Among BAME members, this figure rose to 76%. The majority of respondents (61%) were also concerned for the health of those they live with

The widespread concern among clinicians reflects the reported lack of access to personal protective equipment (PPE), testing for COVID-19, and the fact that so many staff are having to take time off due to having suspected or confirmed COVID-19.

A third of doctors have been absent from work during the pandemic, mostly due to having suspected or confirmed cases of COVID-19.

Of the 1,582 members of the RCP who responded to the survey, 37% had to take time off, and of those, 20% said they’d had a confirmed case of COVID-19 and 39% had a suspected case of COVID-19.

Across the UK, London was hardest hit, with 42% reporting they had to take time off work during the pandemic.

Over the past six weeks, however, access to testing for COVID-19 has improved slowly but there are still problems for key workers and their families getting tests.

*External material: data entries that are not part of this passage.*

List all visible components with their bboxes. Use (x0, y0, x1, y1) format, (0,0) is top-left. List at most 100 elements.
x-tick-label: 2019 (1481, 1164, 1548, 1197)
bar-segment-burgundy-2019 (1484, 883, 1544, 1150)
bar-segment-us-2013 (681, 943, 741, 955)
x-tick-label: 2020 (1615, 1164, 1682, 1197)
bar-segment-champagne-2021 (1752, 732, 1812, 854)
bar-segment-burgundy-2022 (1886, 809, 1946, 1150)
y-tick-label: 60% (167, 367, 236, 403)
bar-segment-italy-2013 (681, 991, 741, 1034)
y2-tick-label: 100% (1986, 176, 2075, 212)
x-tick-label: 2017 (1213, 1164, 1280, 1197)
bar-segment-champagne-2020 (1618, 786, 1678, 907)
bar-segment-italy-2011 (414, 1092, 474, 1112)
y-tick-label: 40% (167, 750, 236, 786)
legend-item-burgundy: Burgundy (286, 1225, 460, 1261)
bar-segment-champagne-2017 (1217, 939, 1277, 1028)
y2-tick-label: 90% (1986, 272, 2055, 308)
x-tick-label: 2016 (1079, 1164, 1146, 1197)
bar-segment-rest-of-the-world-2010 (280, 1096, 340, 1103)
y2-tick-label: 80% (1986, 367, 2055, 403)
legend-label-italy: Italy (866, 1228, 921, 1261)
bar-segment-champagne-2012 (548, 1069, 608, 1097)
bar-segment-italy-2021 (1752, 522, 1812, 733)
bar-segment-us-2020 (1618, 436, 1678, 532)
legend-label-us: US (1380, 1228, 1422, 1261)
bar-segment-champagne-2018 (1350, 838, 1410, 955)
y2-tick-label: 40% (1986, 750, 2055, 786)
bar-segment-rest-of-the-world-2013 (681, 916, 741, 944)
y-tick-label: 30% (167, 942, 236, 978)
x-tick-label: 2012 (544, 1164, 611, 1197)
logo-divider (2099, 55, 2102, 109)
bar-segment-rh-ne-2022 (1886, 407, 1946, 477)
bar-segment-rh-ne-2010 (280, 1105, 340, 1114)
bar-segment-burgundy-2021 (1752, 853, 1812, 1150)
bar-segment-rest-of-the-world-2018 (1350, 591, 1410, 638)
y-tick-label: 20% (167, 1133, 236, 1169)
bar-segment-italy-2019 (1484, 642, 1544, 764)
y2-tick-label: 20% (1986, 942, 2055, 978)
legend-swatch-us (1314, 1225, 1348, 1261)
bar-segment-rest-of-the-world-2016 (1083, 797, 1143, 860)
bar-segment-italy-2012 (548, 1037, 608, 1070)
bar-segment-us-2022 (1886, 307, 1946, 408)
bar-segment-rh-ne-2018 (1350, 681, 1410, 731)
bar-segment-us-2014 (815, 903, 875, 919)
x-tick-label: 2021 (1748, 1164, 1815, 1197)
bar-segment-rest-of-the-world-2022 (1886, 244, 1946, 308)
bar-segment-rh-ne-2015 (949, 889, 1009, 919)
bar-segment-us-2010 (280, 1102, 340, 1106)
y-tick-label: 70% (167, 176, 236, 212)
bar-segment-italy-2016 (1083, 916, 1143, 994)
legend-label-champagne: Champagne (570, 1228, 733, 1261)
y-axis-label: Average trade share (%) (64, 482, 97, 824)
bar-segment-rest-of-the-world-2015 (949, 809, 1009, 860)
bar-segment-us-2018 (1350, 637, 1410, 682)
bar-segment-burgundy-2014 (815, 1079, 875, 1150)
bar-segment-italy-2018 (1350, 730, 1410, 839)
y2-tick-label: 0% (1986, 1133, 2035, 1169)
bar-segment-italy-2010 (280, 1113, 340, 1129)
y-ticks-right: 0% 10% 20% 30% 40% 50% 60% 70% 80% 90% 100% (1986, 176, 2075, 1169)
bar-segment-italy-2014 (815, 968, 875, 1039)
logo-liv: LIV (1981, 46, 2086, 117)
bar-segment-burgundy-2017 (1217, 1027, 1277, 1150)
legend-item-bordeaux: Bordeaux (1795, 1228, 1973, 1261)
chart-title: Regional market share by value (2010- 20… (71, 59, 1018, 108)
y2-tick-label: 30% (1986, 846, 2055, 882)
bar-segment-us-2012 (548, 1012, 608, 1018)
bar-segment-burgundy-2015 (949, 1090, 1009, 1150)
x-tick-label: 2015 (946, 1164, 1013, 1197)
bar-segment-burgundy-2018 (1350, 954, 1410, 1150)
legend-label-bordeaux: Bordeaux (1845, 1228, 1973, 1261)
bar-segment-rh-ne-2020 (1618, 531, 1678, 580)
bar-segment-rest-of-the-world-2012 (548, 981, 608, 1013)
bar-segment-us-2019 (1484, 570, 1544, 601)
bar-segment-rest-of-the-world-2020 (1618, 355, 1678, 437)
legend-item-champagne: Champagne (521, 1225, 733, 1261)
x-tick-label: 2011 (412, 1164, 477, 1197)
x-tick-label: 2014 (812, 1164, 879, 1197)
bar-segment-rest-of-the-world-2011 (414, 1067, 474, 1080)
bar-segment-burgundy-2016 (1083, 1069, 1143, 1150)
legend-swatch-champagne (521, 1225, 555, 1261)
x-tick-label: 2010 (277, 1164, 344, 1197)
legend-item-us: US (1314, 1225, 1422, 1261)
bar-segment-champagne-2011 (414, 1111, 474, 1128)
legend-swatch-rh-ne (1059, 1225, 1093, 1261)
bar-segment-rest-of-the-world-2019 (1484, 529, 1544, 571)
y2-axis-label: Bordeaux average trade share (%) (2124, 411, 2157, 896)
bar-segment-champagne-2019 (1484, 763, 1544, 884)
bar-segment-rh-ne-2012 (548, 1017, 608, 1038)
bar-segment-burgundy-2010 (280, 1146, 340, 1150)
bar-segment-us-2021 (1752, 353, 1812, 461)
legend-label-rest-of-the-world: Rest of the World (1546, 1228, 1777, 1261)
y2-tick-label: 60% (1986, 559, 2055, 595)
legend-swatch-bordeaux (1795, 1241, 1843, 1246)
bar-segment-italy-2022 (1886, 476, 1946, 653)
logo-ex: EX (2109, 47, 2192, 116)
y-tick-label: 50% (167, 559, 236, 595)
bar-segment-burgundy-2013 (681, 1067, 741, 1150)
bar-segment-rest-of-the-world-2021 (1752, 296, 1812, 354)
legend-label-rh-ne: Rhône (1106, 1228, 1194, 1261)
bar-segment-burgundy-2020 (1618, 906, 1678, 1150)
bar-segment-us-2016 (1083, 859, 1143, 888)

Five per cent report being unable to access testing for themselves, 17.5% can’t access testing for members of their household who have symptoms, and 4% are still unable to access testing for their patients.

Those able to access testing are often made to wait days for the results. Some 17% report getting their test result within 24 hours, but 38% have had to wait up to two days, 20% 2-3 days, and 14% 4 days or more.

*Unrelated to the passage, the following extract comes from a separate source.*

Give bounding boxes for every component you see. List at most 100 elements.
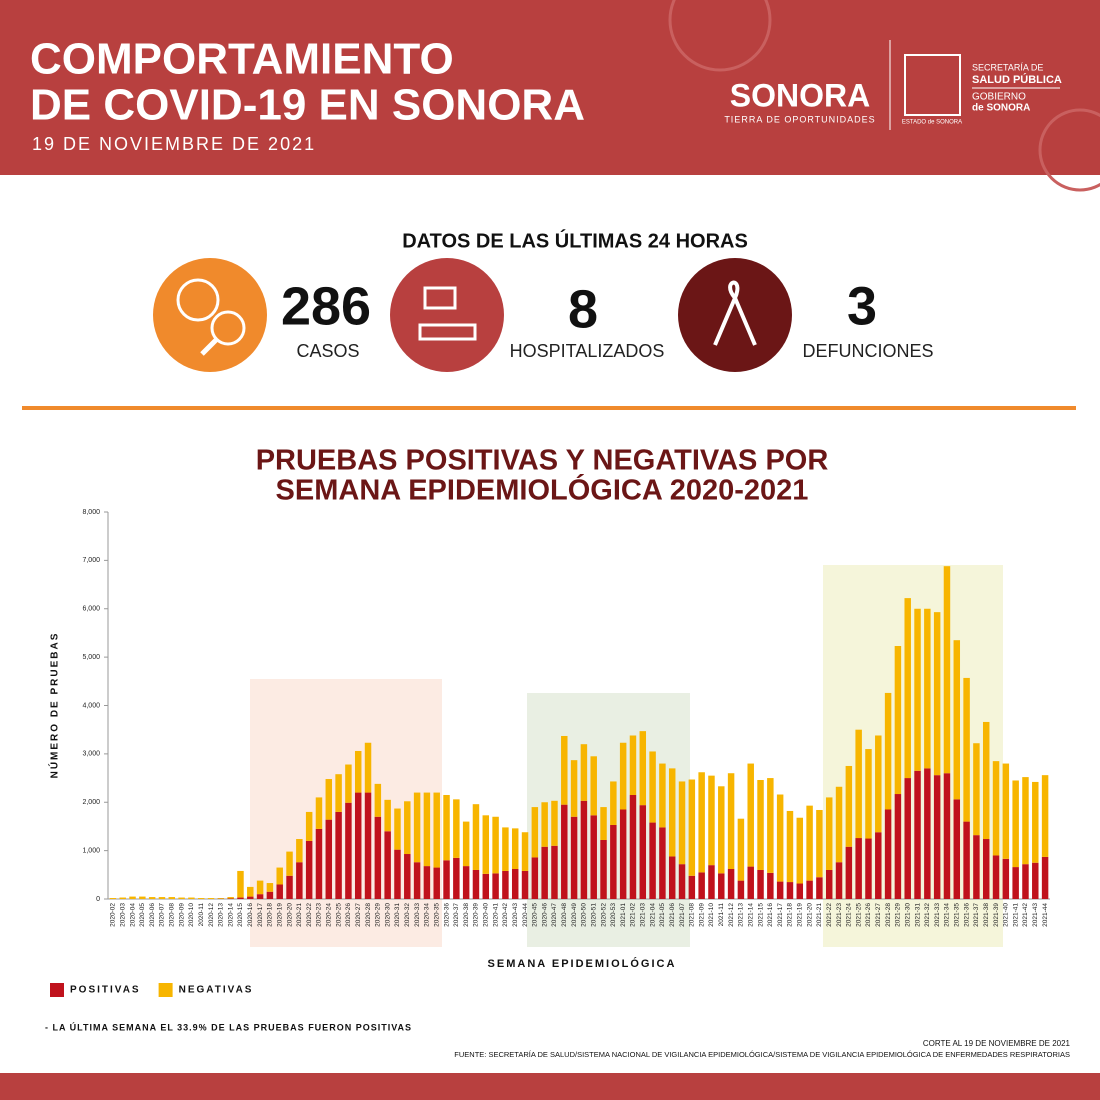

Issues with access to PPE continue with 16.5% of respondents saying they’ve found themselves in a situation over the last two weeks in which they have been unable to access the PPE recommended by Public Health England.

Despite clear instructions that ‘fit testing’ for PPE should be happening, 33% report not having had or being able to get fit testing – barely up from 31% three weeks ago.

Similarly, 37% of respondents still report not feeling confident fit checking their own PPE.

NHS employers have been asked to conduct risk assessments for each of their staff regarding their personal risk of contracting COVID-19, but despite these instructions most employees haven’t been assessed. Only 18% report having had a formal risk assessment.

Professor Andrew Goddard, president of the Royal College of Physicians, said: “It is no wonder that clinicians are worried for themselves and their families, when the very things that would keep them safe – PPE and testing – are still hard to access for so many of them.

“We need to get those who have symptoms back to work as soon as possible so they need to be tested in good time – waiting 3-4 days for test results at a time like this is simply unacceptable.

“Given that so many staff have had to take time off work during the pandemic, we welcome plans to roll out antibody tests to them as soon as possible so that we can understand whether they have or haven’t had the virus.

“Employers must do more to help and reassure staff – giving them the confidence to fit check their own PPE should be the bear minimum.”